The leaves in the lowering sunlight turn more orange and
more golden and
more crimson.
Almost as if the sun has gotten closer
and brought everything into
a brighter focus.

Oh but I mean it this time, she says.
She nods a little as if to make her words
Stand out as sharply as the leaves against the powder blue sky.
He scoops more polenta onto his plate,
and adds a dash of the tomato sauce.
For a while he busies himself
bringing the spoon back and forth to his mouth.

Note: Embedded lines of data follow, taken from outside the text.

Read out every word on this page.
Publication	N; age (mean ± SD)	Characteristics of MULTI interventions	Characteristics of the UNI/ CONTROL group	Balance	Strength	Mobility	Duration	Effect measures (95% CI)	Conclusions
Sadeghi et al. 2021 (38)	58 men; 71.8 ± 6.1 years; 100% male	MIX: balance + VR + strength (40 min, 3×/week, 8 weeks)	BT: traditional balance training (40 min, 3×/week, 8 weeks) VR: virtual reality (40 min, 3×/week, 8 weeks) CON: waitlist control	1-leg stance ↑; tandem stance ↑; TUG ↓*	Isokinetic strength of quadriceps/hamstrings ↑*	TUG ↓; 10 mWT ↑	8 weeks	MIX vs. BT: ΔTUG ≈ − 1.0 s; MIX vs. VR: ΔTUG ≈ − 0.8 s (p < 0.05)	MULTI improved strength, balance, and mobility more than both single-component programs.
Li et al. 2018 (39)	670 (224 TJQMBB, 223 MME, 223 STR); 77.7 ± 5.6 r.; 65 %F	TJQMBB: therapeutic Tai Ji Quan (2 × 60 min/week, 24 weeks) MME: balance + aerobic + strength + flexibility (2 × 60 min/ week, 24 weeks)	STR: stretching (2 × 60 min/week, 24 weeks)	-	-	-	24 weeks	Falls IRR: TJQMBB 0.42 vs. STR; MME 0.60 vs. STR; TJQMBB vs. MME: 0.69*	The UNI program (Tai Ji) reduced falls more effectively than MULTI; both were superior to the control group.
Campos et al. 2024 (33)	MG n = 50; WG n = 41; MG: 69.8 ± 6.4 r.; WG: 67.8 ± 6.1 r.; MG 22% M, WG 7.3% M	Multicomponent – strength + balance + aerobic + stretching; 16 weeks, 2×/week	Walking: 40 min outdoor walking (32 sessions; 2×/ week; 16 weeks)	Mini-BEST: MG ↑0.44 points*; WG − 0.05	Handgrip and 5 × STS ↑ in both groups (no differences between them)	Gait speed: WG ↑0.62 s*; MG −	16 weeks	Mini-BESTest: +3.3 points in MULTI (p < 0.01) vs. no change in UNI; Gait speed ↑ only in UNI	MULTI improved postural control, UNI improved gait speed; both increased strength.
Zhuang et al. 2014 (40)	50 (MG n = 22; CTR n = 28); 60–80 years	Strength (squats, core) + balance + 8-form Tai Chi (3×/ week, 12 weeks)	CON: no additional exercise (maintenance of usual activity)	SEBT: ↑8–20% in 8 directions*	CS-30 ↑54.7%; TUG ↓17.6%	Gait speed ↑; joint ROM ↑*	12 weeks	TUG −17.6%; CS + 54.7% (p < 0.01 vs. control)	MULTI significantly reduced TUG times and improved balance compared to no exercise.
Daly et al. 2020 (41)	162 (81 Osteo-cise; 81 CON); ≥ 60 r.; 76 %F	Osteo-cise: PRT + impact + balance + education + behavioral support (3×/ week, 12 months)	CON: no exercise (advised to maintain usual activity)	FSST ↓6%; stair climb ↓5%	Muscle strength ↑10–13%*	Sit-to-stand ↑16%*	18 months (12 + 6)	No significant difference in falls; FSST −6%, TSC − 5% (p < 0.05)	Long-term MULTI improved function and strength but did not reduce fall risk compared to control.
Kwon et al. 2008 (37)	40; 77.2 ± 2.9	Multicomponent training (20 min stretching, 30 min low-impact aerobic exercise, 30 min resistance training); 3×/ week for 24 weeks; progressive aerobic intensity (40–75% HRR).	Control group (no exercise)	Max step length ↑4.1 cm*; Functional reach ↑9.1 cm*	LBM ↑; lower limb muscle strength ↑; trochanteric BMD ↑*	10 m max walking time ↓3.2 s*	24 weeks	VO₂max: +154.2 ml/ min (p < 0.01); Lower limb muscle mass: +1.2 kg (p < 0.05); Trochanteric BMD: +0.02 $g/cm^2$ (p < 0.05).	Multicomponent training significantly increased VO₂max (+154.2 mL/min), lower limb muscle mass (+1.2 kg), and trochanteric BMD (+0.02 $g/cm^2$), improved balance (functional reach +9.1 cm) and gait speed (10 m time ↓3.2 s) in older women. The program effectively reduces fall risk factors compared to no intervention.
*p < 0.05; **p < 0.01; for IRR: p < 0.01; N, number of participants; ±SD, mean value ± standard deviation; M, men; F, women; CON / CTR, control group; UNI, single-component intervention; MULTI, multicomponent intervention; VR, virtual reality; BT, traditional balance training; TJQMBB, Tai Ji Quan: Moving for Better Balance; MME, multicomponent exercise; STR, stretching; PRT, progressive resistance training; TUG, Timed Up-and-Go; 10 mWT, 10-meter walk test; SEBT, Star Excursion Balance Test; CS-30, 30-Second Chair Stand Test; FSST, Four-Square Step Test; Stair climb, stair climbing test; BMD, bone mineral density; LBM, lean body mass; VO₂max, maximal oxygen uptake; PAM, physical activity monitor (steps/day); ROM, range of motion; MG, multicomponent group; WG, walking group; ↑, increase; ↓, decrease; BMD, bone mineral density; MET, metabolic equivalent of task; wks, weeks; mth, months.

I wonder sometimes, he says,
mashing the polenta
--she can picture it on his tongue--
When did we stop being nice to each other?
He swallows
and she tips her head back and drinks
more wine.
He swallows.
And why? I mean, sometimes I just want to
know why?


She shrugs. Her eyelids lower.
I used to wonder that too, she whispers.
She hasn't touched the round splatter of
polenta staring up at her
from the plate.
Polenta as sunny as that

Noon day in August not so many years past
when she stood beside the straw
laundry basket gazing at the socks
and the wadded sheets and the
T shirts with the V necks and
the mud spots
still in them.

She bent over to the wet clothes
and lifted a T shirt to the line
and pinned it there
just like every other morning.
But that day, she stood
just watching
it flapping
in the back yard
in the steady hot breeze.

She knew that day in a new way
a hard fact:
life can be a study
in unhappiness
where change is always
possible but as unlikely
as it is
absolutely necessary.

She inhales now. She gets up
and crosses the room,
her bare feet slapping against
the flip flops she should have
stopped wearing years ago.
She searches a kitchen cabinet
until she finds the cigarettes.
She returns to the table.
Bends one knee. And sits on her foot.

She lights one of the cigarettes
and promises herself it will be
the only one she smokes before
she smokes the next one.
On her plate the
polenta
stares back at her.

I'll do up the dishes, he says,
standing, reaching toward her plate,
that is,
if you're done.

She gazes up at him
and blinks, and
ponders the words
he just said,
and wonders.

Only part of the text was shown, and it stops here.